僕は恐ろしくて、そんなあだ名で呼んだことはないけれど。


「それは正しいと思うよ。雅さんとは一番仲良くしてるみたいだし、天園に話せば、ほかの人たちにも伝わって行きそうだよね?」


「だけど……タイミングがつかめなくて……。」


雅さんががっかりした様子で肩を落とす。


(ああ……、確かに。)


僕にはすぐに想像できた。


天園は、とにかくガチャガチャした性格だ。

相手がいれば常にしゃべっているし、しかも早口。

話を途中までしか聞かないで返事をしたりする。

だから、天園に込み入った事情を説明したりするのは、とても根気のいることなのだ。

それに、明るくて人付き合いがいい彼女は忙しいし、たいてい大勢の生徒に囲まれている。


「通学の途中とかはどう? 同じ路線を使ってるんだし、ゆっくり話せないかな?」


「わたしが部活に入っていないから一緒に帰れないし、部活がないときは佐倉くんがいるから……。」


そうだった。佐倉がいる。

天園の彼氏。


中学のとき、天園のことを一番からかっていたのは佐倉だった。

「アマゾン」というあだ名を付けたのもあいつ。

天園と佐倉は、しょっちゅう言い争いをしていた。


なのに。


卒業式の日に佐倉が天園に告白し、いきなりカップルになってしまった。

それまでの二人の言い争いを周りで見てきた僕たちは、みんなびっくりした。

二人の言い争いには部外者にはわからない暗号みたいなものがあったのかも知れないと、今は思っている。

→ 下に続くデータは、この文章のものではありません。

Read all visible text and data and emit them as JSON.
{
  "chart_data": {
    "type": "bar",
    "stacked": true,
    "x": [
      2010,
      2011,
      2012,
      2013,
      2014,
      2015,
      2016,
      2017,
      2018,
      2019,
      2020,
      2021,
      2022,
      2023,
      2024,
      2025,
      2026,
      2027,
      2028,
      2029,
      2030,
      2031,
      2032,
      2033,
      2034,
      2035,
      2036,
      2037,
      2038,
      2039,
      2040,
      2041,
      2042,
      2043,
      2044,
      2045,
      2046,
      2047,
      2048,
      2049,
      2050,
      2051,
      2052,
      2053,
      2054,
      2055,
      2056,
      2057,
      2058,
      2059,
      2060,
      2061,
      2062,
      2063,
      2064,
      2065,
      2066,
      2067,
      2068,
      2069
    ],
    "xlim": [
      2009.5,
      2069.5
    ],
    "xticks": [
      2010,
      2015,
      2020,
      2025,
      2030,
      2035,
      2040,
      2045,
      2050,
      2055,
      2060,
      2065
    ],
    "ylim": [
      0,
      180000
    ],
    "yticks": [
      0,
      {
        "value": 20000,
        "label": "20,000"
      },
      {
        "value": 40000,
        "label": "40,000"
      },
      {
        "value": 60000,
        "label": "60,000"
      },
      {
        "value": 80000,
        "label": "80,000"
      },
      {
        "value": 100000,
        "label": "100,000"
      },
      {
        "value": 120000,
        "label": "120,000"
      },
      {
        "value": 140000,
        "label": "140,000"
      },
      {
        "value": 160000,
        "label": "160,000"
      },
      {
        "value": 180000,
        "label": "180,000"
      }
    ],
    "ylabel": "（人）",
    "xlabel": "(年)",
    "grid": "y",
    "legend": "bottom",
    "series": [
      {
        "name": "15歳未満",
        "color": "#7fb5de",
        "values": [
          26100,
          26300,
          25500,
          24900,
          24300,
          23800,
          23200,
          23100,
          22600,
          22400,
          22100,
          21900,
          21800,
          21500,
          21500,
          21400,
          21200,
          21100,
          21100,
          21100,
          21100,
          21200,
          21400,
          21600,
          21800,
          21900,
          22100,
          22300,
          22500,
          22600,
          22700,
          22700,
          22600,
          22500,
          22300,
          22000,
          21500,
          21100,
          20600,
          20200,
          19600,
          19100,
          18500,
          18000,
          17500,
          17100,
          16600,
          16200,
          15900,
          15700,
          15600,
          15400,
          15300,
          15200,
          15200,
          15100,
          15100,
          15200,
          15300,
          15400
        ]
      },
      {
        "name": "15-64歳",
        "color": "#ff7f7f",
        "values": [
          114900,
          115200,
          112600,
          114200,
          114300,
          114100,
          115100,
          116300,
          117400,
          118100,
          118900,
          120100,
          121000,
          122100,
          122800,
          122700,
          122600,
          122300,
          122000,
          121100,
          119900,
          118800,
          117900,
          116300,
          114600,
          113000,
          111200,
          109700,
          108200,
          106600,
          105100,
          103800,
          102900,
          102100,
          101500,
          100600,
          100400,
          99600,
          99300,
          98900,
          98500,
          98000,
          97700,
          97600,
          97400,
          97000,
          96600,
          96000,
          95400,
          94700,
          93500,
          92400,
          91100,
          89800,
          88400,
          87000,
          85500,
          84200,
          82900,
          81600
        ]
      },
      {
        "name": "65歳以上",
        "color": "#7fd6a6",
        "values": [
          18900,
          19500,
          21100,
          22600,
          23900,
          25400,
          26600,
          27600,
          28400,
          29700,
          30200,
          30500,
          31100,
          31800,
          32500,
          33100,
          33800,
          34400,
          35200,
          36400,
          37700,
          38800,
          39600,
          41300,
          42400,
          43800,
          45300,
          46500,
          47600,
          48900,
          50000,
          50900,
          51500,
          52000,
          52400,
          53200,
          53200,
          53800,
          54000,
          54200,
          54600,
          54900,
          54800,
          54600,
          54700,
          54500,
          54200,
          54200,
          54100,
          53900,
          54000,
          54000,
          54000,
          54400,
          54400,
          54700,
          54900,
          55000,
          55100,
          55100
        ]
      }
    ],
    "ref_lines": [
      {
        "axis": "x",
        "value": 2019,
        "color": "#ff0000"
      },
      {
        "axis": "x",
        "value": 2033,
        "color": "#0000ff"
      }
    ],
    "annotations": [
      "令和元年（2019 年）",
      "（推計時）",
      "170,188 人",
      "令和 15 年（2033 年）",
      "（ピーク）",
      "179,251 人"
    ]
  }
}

僕と一緒に竹林高校に入った佐倉と天園は、朝も帰りも二人一緒。部活も同じ卓球部だし。

朝は僕も一緒にいることがあるけれど、それは僕が佐倉とも親しいから。

そういう下地がない雅さんは、二人の間に入れるはずがない。

それに天園に、彼氏をほったらかして自分と帰ってくれとも言いづらいだろう。


(結構難しい状況かも……。)


雅さんのお嬢様説は、もうクラス中の生徒が知っている。

なにしろ僕が知っているくらいなんだから。

それを、雅さんの立場が悪くならないように誤解を解かなくちゃいけない。


(僕にできることって……なんだ?)


クラスで浮いているほどじゃないにしても、人間関係が狭い僕。

自信がなくて、みんなの会話にも遅れがち。

そんな僕に、広まってしまったウワサを修正するほどの情報発信力なんてあるわけがない。


「あれ?」


思わず声が出た。

だって ――― 。


「ねえ雅さん。どうして僕に相談しようと思ったの?」


“僕なんか役に立ちそうにないのに。” という言葉は寸前で飲み込んだ。

それを言ってしまったら、雅さんの頼みを断っているみたいに聞こえてしまうかも知れないから。


でも、本当にどうして僕なのか?


昨日、一緒になったのは偶然だったことに間違いない。

けれど、僕が「困ったことがあったら」と言ったとき、雅さんはほとんど迷わなかったのだ。


「あの……、テンちゃんが言ってたの……。」


雅さんが恥ずかしそうに微笑む。


「仲良くなってすぐのころ。向風くんは、優しくて信用できるひとだって。わたしがなかなかみんなに馴染めないのを心配してくれてたみたいで。」


「あ、そ…、そうだったんだ。」


天園〜〜〜〜〜〜!


ありがとう!

もう絶対に天園の失敗談を誰かに話したりしないよ!



中学時代の小さなことが、こんな形で返ってくるとは思ってもみなかった……。